Можно ли? А почему бы и нет, если мы равны. Но равны ли мы?
Ничего не утверждаю, ни в чем никого не убеждаю, просто пересказала вкратце первое «Дело», прочитанное мною в кресле, из коего правил бал сам Сатана.
* * *
На следующее утро я, уже не так взволнованно, не так эмоционально, почти спокойно села в дьявольское кресло. Раскрыла долгожданное
«Дело» Михайловой-Буденной О. С.
1905 года рождения, уроженки Екатеринослава, дочери железнодорожного служащего, до ареста солистки Государственного Большого театра Союза ССР, жены Маршала Советского Союза Буденного С. М.»
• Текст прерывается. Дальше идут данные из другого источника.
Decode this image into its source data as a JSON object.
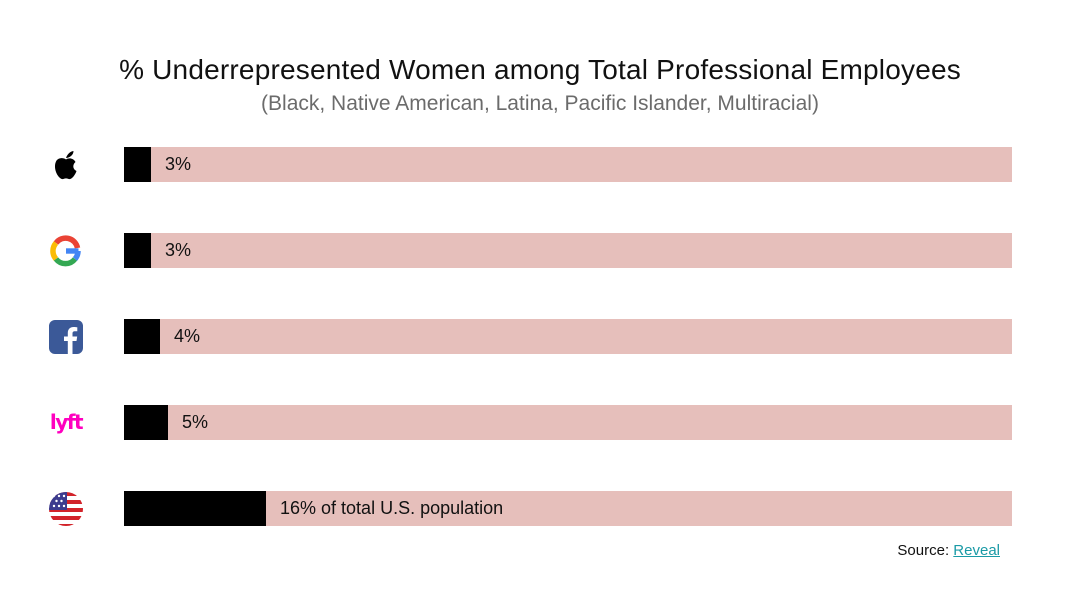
{
  "chart_data": {
    "type": "bar",
    "orientation": "horizontal",
    "title": "% Underrepresented Women among Total Professional Employees",
    "subtitle": "(Black, Native American, Latina, Pacific Islander, Multiracial)",
    "xlim": [
      0,
      100
    ],
    "grid": false,
    "categories": [
      "Apple",
      "Google",
      "Facebook",
      "Lyft",
      "U.S. population"
    ],
    "values": [
      3,
      3,
      4,
      5,
      16
    ],
    "data_labels": [
      "3%",
      "3%",
      "4%",
      "5%",
      "16% of total U.S. population"
    ],
    "category_icons": [
      "apple-icon",
      "google-icon",
      "facebook-icon",
      "lyft-icon",
      "us-flag-icon"
    ],
    "colors": {
      "fill": "#000000",
      "track": "#e6bfbb"
    }
  },
  "source": {
    "prefix": "Source: ",
    "link_text": "Reveal",
    "link_color": "#1a9aa6"
  }
}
Собственноручные показания О. С. Михайловой-Буденной. Даны 14 марта 1938 года:
«Родилась в 1905 году. Отец — крестьянин, сирота, попал в город, прослужил тридцать шесть лет на железной дороге. Начала учиться в Курске в 1915 году. От царского режима у меня остались очень тяжелые воспоминания, так как отец отдал меня в гимназию. Неправильная речь, дешевые платья, вся одежда, а также звание крестьянки вызывали у соучениц насмешки. Классные дамы детям богатых родителей и сановников не разрешали со мной играть на переменах и без стеснения говорили им при мне, что у них нет ничего общего со мной. «Твой папа мужик?» — спрашивали меня.
Дабы избежать насмешек, отец в 1915 году приписался к городским мещанам. Окончила я школу в 1920 году в Вязьме и сразу же вышла замуж (пятнадцати лет?! — Л.В.) за коменданта станции Вязьма Рунова. Годы военного коммунизма, разрухи переживала безропотно, но без особого энтузиазма: происходит то, что должно происходить, на фронтах немцы и генералы предают, значит, царь не годится, а главное, что теперь никто не будет называть мужичкой. Это меня вполне удовлетворяло, хотя и голодно. В 1924 году я развелась с Руновым, он был алкоголик, пропивал свою и мою зарплату, да еще тащил из моего скудного гардероба. В 1924 году я, получив двухнедельный отпуск, поехала посмотреть Ессентуки, так как не представляла себе, что такое курорт. Здесь меня Кулик, Тютькин и Георгадзе познакомили с С. М. Буденным. Добиваться этого знакомства я не добивалась, ибо Семена Михайловича знала только по маршалу Буденному… Овдовев, Семен Михайлович предложил мне оформить связь, на что я дала согласие и переехала к нему.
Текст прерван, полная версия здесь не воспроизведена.